Os reservatórios receberam 206,5 milímetros (mm) de chuva neste mês, contra 210,7 milímetros em março de 2008. O número supera a média histórica em 16% e é 6,8% maior que os 193,3 mm de março do ano passado.

O verão foi o mais chuvoso desde 2011 e minimizou os prejuízos da crise. Mas a situação ainda é crítica.

O período mais seco começa em abril e vai até setembro, e os seis reservatórios que abastecem a Grande São Paulo iniciam este período com 34% menos água do que no mesmo dia do ano passado. São 589,5 bilhões de litros, contra 893,7 bilhões de litros em 2014.

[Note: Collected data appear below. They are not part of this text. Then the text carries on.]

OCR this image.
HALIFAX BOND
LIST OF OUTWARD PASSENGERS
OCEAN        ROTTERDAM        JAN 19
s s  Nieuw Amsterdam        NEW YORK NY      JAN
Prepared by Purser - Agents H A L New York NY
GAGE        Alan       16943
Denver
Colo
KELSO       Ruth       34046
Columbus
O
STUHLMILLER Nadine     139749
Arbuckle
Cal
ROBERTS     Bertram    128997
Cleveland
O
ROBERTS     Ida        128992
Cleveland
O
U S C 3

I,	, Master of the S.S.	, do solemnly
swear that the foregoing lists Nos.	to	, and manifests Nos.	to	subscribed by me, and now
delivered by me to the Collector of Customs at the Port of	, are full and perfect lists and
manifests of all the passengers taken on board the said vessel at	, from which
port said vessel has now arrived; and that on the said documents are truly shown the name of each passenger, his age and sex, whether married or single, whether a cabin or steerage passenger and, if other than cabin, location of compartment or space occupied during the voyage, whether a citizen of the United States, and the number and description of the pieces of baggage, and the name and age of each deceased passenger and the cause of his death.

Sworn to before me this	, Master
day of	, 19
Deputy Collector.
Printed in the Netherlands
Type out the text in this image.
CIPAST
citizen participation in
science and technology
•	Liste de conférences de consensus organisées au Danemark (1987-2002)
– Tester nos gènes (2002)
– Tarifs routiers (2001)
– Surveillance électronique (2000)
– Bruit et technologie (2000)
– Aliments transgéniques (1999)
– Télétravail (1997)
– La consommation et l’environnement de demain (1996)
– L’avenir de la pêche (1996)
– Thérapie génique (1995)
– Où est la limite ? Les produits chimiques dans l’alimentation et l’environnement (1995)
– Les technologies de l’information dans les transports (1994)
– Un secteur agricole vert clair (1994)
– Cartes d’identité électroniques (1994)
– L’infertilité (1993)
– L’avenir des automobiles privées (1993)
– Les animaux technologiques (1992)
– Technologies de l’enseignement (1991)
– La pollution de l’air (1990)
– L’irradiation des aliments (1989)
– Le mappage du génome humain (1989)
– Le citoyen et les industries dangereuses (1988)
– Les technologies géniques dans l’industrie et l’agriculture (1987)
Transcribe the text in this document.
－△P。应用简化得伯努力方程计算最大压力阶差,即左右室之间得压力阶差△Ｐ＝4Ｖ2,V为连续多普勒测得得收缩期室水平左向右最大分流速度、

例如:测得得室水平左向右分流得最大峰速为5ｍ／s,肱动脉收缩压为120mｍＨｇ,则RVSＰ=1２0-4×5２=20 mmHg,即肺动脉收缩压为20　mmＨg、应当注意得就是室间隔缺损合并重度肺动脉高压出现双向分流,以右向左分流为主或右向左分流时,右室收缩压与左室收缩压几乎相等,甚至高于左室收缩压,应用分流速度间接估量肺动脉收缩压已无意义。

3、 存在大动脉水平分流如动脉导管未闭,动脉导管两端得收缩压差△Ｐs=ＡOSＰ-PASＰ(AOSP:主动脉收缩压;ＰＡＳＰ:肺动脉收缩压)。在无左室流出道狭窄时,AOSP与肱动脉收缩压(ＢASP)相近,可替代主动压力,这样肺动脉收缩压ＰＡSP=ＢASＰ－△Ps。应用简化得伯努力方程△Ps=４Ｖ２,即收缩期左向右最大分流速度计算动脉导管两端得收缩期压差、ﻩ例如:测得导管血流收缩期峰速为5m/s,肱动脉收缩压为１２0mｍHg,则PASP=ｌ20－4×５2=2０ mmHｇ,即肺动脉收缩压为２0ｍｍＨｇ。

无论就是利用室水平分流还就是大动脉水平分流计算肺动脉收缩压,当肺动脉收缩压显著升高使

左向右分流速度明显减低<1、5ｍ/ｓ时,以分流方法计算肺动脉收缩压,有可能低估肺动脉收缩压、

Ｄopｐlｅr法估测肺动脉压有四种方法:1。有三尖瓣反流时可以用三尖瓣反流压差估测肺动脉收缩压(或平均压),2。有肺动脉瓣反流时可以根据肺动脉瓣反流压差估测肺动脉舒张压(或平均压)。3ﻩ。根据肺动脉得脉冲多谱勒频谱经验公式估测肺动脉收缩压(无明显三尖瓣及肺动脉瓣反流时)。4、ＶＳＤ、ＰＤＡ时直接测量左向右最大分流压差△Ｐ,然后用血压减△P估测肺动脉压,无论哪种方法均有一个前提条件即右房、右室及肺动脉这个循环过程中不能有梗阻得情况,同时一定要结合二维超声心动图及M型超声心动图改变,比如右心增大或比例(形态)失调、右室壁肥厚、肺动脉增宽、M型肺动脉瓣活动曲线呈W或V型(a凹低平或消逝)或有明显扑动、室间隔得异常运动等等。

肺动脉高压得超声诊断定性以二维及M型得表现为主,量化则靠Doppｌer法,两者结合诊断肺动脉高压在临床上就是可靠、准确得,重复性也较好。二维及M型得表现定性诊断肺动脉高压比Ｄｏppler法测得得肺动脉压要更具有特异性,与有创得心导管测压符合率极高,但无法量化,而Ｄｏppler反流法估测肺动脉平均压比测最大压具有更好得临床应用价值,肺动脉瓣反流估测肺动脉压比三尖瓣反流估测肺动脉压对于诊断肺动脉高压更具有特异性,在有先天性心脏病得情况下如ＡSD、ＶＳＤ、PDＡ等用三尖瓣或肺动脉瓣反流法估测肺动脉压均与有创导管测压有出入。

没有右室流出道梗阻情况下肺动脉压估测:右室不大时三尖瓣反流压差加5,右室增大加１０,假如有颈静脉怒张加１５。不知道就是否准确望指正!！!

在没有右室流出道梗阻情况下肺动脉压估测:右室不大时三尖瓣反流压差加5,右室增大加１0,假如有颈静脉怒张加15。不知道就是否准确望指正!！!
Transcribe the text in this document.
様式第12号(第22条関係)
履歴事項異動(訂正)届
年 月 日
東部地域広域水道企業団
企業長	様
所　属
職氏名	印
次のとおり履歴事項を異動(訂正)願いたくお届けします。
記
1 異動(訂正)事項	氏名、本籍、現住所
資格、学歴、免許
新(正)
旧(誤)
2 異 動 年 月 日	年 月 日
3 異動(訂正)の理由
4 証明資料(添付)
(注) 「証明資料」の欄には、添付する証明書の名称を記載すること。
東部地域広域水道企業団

Apenas a segunda cota do volume morto do Cantareira foi recuperada e para cobrir a primeira, será necessário chegar a 29,2%, ou seja, 0% do volume útil. A título de comparação, há um ano, o nível estava em 13,4% do volume útil, mas ainda não havia feito uso dos 287,5 bilhões de litros dos dois volumes mortos.

Racionamento
Em entrevista ao G1 no dia 13, o secretário de Recursos Hídricos, Benedito Braga, afirmou que o governo poderá dizer, entre abril e maio, se o racionamento será necessário.

Novo método
A Sabesp passou a divulgar desde terça-feira (17) duas formas de medição do nível de água armazenado no Sistema Cantareira.

A publicação do novo gráfico foi feita após recomendação do Ministério Público (MP), que pediu mais detalhes da situação do manancial com o uso de duas cotas do volume morto desde 2014.

Até então, a Sabesp não inseria no cálculo a quantidade de litros acrescentada pelas reservas técnicas (182,5 bilhões de litros do volume morto 1 e 105 bilhões de litros do volume morto 2) autorizadas pela Agência Nacional de Águas (ANA) e o Departamento Estadual de Águas e Energia Elétrica (DAEE).

A conta para chegar ao índice do nível do reservatório só considerava o volume útil do sistema, que é de 982 bilhões de litros.

Para dar "mais transparência às informações", segundo nota oficial, a Sabesp apresentará também um gráfico considerando o volume útil e o volume morto, especificando o volume total do sistema para cada situação.

A companhia informou, por meio da assessoria de imprensa, que apesar da divulgação de dois gráficos, o índice oficial para série histórica será o mesmo de antes e que o volume de água disponível para a população não sofreu alteração. As duas formas de medição podem ser encontradas na página na internet da Sabesp.

Queda no nº de clientes
Antes da crise, o Cantareira abastecia 8,8 milhões de pessoas, mas hoje produz água para 5,6 milhões de clientes na Grande São Paulo.

O sistema conseguiu recuperar apenas uma quantidade de água equivalente a segunda cota do volume morto. O sistema teve um corte de 56% na vazão em relação a fevereiro de 2014. A quantidade de água fornecida passou de 31,77 mil litros por segundo para 14,03 mil litros/segundo.

Já o Guarapiranga aumentou a vazão de 13,77 mil litros por segundo para 14,9 litros/segundo, e se tornou o maior reservatório de São Paulo.